If you have extended health care benefits that cover therapy, most auto insurance companies require that your claim be placed through your extended health plan first. Any remaining balances for services are then covered by your auto insurance plan. On your first visit, you may be asked to provide information about your extended health plan. If you do not have extended health care benefits that cover therapy, your treatments may be billed directly through your auto insurance company. For residents of British Columbia, ICBC covers a partial amount of treatment visits. Patients will be asked to co-pay the difference at each visit. If a patient has extended health care benefits, it is possible to claim the difference back.

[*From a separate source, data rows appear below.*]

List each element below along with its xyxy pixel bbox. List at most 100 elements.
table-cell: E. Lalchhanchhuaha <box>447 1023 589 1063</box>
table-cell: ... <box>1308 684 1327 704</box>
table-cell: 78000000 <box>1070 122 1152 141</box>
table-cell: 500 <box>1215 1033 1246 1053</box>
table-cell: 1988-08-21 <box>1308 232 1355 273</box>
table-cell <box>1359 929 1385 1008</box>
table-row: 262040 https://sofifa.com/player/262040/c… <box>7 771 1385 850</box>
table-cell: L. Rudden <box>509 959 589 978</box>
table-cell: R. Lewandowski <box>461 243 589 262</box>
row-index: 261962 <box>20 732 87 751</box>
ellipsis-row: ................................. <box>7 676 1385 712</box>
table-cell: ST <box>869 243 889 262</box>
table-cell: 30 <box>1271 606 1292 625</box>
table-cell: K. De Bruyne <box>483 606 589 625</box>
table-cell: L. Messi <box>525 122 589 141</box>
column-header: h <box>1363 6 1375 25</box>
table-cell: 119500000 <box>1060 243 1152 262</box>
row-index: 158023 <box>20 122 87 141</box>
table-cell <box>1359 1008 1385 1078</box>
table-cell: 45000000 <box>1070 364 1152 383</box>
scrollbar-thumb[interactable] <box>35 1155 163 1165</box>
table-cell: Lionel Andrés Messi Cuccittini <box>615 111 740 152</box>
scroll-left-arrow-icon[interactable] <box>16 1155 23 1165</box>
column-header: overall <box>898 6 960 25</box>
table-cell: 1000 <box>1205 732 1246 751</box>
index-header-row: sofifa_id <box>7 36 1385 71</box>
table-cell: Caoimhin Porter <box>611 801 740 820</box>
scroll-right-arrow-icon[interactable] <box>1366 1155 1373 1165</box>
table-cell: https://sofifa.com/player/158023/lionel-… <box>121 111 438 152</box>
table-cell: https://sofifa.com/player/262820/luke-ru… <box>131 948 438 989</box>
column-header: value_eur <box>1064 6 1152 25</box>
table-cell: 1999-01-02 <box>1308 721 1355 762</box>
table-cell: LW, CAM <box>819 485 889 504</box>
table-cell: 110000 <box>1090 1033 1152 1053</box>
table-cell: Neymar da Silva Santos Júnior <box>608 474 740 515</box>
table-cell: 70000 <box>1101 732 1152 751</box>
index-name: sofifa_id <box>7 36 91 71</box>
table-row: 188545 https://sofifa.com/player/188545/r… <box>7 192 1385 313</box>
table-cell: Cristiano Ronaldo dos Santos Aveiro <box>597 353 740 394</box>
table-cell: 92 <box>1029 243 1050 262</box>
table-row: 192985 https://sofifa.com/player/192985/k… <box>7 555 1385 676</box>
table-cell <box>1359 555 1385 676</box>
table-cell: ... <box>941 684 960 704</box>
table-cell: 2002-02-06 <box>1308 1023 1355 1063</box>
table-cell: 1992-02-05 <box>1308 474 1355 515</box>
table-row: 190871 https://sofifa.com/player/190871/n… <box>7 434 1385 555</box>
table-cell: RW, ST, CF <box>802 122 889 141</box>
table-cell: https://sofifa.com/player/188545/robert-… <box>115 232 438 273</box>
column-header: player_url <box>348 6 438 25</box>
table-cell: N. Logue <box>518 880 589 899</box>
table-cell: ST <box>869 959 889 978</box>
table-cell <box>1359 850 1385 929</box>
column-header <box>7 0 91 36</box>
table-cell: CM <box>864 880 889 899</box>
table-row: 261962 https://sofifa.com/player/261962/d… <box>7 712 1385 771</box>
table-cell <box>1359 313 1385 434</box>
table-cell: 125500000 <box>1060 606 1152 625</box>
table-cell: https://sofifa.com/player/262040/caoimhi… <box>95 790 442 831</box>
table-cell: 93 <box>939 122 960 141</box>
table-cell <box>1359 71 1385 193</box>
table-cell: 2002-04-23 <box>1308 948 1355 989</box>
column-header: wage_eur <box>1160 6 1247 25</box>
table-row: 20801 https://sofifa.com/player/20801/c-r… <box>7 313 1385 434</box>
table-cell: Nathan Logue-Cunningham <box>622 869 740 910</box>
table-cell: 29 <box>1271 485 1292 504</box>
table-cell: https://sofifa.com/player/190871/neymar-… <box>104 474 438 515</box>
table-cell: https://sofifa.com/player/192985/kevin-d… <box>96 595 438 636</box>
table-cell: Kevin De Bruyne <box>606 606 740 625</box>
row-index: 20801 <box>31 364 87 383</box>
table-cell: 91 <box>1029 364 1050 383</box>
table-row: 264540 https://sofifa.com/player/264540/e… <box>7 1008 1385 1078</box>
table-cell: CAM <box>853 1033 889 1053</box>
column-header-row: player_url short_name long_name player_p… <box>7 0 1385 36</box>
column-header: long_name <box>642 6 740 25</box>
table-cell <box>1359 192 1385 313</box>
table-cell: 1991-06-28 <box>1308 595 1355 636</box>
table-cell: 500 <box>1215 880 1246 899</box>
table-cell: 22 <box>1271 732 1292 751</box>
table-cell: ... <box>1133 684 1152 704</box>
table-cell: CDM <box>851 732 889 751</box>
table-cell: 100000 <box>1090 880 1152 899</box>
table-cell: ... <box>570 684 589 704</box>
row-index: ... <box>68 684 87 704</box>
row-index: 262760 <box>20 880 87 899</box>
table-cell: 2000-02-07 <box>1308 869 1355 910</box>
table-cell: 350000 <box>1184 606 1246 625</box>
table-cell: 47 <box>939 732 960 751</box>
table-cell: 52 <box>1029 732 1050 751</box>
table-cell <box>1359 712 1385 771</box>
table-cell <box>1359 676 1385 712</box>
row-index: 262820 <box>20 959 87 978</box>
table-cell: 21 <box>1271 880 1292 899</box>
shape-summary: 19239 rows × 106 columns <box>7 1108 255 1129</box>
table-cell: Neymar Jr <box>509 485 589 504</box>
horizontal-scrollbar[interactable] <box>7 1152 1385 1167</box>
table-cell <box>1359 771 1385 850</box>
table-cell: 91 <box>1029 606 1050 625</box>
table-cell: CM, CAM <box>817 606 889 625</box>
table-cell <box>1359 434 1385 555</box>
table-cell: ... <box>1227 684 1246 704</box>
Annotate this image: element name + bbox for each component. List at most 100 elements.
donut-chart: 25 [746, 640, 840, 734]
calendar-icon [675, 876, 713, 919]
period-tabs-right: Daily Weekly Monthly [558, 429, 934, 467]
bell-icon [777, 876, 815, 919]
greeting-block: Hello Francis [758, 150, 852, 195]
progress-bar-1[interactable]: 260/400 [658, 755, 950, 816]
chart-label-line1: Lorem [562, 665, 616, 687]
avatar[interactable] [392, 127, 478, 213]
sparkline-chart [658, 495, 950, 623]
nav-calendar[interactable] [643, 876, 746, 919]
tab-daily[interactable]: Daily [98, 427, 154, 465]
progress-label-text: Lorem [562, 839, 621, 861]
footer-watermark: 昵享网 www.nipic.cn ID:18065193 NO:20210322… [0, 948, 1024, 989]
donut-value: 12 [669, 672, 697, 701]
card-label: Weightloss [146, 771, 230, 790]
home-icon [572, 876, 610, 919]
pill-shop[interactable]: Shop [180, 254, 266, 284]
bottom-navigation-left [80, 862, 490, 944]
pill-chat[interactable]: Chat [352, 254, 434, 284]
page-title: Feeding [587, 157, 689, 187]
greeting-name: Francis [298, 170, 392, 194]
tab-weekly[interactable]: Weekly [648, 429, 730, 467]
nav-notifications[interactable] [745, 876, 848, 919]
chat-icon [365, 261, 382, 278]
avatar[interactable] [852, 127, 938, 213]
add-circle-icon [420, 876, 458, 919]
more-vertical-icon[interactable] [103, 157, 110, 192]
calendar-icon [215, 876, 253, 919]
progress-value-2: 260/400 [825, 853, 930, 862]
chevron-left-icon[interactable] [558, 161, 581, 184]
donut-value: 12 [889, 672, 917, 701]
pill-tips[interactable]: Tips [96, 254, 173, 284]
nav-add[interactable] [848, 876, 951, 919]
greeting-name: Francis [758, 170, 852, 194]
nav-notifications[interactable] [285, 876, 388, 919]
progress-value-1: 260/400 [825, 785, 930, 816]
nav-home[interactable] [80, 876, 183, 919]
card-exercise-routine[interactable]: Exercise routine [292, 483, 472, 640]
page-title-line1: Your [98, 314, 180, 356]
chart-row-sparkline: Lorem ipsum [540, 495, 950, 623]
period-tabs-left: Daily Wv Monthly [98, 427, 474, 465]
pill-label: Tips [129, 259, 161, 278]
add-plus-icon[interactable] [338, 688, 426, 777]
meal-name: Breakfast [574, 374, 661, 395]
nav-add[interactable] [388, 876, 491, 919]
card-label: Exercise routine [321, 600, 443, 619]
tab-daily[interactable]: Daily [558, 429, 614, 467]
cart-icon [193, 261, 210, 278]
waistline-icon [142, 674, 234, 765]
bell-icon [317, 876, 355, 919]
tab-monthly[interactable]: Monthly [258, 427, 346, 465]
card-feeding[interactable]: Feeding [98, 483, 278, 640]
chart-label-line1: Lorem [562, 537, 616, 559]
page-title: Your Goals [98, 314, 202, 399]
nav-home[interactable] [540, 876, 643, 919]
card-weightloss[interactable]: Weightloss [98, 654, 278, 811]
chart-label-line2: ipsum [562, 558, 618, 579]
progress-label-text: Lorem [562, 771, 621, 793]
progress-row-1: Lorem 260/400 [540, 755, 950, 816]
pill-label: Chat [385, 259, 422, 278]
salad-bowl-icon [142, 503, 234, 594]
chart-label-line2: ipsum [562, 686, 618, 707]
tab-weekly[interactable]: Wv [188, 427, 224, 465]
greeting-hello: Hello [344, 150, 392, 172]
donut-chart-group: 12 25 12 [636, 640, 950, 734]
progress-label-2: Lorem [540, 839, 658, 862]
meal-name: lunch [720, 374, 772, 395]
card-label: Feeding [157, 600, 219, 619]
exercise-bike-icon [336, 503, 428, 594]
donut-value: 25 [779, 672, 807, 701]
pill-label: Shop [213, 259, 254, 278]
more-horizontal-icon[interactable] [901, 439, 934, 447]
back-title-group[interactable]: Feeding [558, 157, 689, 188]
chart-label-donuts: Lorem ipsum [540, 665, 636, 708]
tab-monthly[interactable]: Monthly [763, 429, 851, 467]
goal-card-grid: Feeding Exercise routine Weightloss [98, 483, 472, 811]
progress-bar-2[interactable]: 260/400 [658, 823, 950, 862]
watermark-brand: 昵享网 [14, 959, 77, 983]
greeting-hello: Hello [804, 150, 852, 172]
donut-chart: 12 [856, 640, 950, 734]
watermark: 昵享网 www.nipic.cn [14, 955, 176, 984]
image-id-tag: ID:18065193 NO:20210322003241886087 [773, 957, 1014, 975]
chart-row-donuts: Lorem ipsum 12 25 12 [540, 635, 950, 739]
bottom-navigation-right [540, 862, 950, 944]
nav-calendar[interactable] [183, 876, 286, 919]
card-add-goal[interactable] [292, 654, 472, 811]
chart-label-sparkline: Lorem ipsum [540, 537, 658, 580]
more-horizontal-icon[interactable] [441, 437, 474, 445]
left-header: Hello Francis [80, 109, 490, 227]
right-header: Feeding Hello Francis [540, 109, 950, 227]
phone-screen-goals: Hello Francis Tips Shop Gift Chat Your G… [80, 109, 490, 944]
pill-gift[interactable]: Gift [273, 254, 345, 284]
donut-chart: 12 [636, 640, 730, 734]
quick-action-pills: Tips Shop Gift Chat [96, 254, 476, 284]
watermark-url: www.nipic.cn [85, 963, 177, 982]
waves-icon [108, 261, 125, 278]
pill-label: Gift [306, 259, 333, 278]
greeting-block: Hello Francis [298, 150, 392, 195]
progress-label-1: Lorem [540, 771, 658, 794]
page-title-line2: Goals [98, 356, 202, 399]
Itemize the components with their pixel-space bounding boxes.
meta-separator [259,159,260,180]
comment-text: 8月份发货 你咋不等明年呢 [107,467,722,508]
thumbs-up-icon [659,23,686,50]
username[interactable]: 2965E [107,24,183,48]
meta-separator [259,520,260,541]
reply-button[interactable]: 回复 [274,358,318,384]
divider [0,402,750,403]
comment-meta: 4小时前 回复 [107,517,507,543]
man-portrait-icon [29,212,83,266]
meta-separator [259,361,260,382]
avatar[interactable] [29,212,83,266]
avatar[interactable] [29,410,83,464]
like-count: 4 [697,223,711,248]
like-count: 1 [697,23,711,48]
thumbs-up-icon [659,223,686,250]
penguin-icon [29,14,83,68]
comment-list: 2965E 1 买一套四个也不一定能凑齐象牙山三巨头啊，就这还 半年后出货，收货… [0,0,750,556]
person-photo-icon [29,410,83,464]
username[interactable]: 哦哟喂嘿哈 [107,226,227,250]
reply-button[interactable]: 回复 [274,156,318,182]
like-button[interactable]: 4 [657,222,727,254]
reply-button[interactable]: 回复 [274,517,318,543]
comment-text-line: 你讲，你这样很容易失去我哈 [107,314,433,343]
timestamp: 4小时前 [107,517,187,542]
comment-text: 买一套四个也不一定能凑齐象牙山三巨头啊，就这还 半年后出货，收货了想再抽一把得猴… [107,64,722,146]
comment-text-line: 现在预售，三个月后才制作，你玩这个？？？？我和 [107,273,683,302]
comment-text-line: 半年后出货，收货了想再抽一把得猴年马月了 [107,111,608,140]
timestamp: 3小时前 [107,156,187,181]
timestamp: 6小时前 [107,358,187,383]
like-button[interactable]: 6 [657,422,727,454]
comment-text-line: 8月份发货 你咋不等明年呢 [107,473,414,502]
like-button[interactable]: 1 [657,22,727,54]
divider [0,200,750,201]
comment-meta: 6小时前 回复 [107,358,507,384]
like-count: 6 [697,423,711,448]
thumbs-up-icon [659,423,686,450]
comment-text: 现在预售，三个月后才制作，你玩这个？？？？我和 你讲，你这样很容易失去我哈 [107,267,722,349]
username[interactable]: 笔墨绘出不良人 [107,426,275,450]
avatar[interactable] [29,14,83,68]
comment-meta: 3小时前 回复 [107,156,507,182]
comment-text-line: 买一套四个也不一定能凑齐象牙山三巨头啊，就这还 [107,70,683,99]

Although each clinic’s approach to intake, assessment and therapy do vary, generally speaking your physiotherapist will ask a series of questions that will help better describe all of your symptoms in detail. Your physiotherapist can then carry out your assessment. The physiotherapist will examine you physically and discuss the findings, the cause of the problem, and suggest a solution that can effectively treat your health problem.
OHIP covered physiotherapy services must be provided by a designated OHIP physiotherapy clinic. OHIP covers physiotherapy treatments, but does not cover the cost of an initial assessment. To qualify for OHIP coverage, you must have a medial doctor’s referral, be 19 years or younger, be 65 years or older, or be receiving benefits under the Ontario Disability Support Program or Family Works. If you have been admitted overnight in hospital for a condition that now requires physiotherapy, you are also eligible.
Some pt Health clinics will be able to bill Blue Cross direction for physiotherapy and massage therapy treatments if you are a member of:

  • RCMP
  • DND
  • Canadian Forces
  • Veterans Affairs

For any treatments that are only partially covered, you may be asked to co-pay the difference at each visit.